From September onwards, McGill Mental Health Services and Counselling Services will no longer operate as two separate services. The change is intended to shorten wait times and increase the accessibility of mental health services. Students can now seek help at the Counselling Services Office on the fourth floor of the Brown Student Services Building, as well as the Mental Health Services office on the fifth floor. New patients at both points of entry will go through the same evaluation process, and will be directed to the appropriate resources based on an initial check-up.
Interim Executive Director of Student Services Robyn Wiltshire stressed the amount of feedback received in the three-year process to implement this new plan. During this period, opinions were collected in the form of student satisfaction surveys, cyclical reviews, and consultations with professionals.
“Students have expressed their concerns and their dissatisfaction with the services that we were delivering,” Wiltshire said.
Students will no longer have to decide between seeking help at counselling services, or at mental health services. A single booking process has been implemented, which allows students to see an intake clinician who will help guide them to appropriate services, including those that are peer-led.
“Basically students were confused about where they should go to get service […],” Wiltshire said. “We were requiring students basically to self-diagnose before they chose which door to go to and that was really not appropriate, and not something that a student should be expected to do.”
According to Wiltshire, diversifying the approaches to support and allowing clinicians more flexibility will enable students to access services in a more timely manner.
“We also had long wait times in between clinical appointments,” Wiltshire said. “Because all of our clinicians were operating on one hour clinical cycles […] the clinical appointment was for a full hour, the check-ins don’t need to be for a full hour [….] The idea is […] the clinicians will be able to be more proactive with the students they are following,” Wiltshire said.
The official announcement was made in a panel discussion titled, “A New Frame of Mind,” an event that was part of the Students in Mind (SiM) Conference. During the discussion, one student voiced a concern that the new model deprived students of the autonomy to choose which service to seek. over the new model’s lack of protection for student choice.

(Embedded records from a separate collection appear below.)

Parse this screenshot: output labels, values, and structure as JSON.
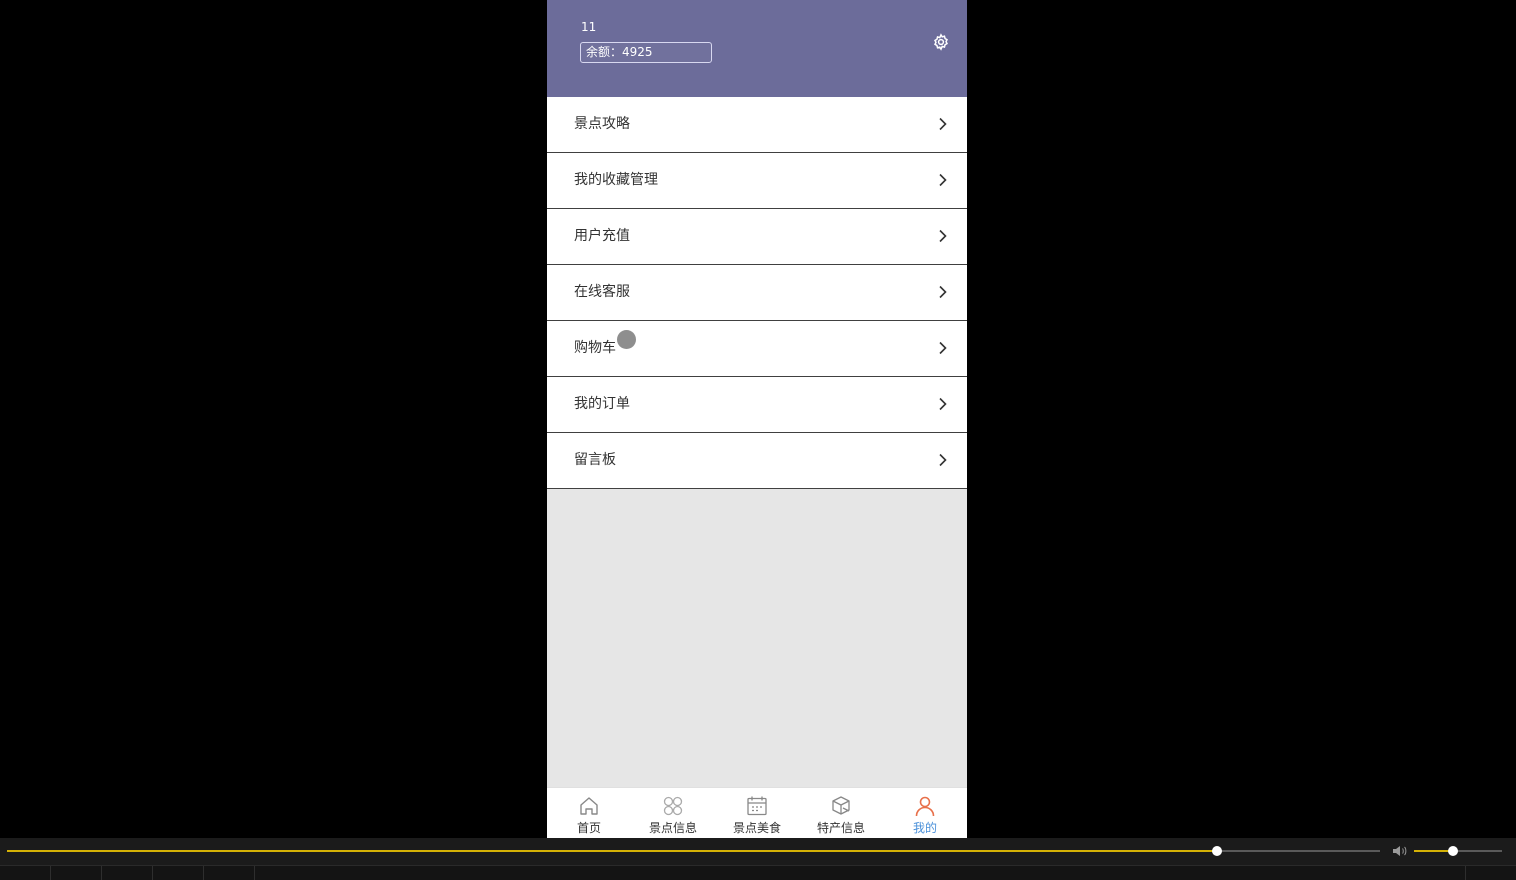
{
  "header": {
    "username": "11",
    "balance_text": "余额：4925",
    "settings_icon": "gear-icon",
    "background": "#6c6c9a"
  },
  "menu": {
    "items": [
      {
        "label": "景点攻略",
        "icon": "chevron-right-icon"
      },
      {
        "label": "我的收藏管理",
        "icon": "chevron-right-icon"
      },
      {
        "label": "用户充值",
        "icon": "chevron-right-icon"
      },
      {
        "label": "在线客服",
        "icon": "chevron-right-icon"
      },
      {
        "label": "购物车",
        "icon": "chevron-right-icon"
      },
      {
        "label": "我的订单",
        "icon": "chevron-right-icon"
      },
      {
        "label": "留言板",
        "icon": "chevron-right-icon"
      }
    ]
  },
  "tabbar": {
    "active_index": 4,
    "active_color": "#4a90d9",
    "items": [
      {
        "label": "首页",
        "icon": "home-icon"
      },
      {
        "label": "景点信息",
        "icon": "grid-icon"
      },
      {
        "label": "景点美食",
        "icon": "calendar-icon"
      },
      {
        "label": "特产信息",
        "icon": "box-icon"
      },
      {
        "label": "我的",
        "icon": "user-icon"
      }
    ]
  },
  "player": {
    "progress_fraction": 0.881,
    "volume_fraction": 0.44,
    "accent": "#d4b106"
  }
}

Dr. Nancy Low, clinical director at McGill Mental Health Services, responded to the student’s concern.
“Say the student already has a diagnosed mental health disorder and they're on medication, they will be put straight to a psychiatrist,” Low said.
Concern was also raised over the lack of communication between clinicians in different services during the feedback collected before the merge.
“I guess one of the major things from a student perspective is just [not] having to tell the story so many times,” Dr. Low said.
Dalya Kablawi, a U1 anatomy and cell biology student and student volunteer at the Peer Support Centre, believes the student body could be better informed about the decision.
“I feel like the student body, a good portion of them, don’t know they’ve been merged yet,” Kablawi said.
However, Kablawi believes it to be a positive change overall.
“In terms of accessibility, I think it’s been improved a lot,” Kablawi said.
Nevertheless, the evaluation of the new service model will be an ongoing process for both students and faculty.
“It sounds great on paper,” Kablawi said. “I don’t know what kind of hurdles they’ll face when they get started in terms of practicality, in terms of logistical issues.”
According to Wiltshire, the new model will revolve around a continuous feedback loop for improvement.
“I’m not saying that we’re done,” Wiltshire said. “We made a change, we flipped a switch and that’s done. This is a process and it’s a process that requires continuous improvement,” Wiltshire said.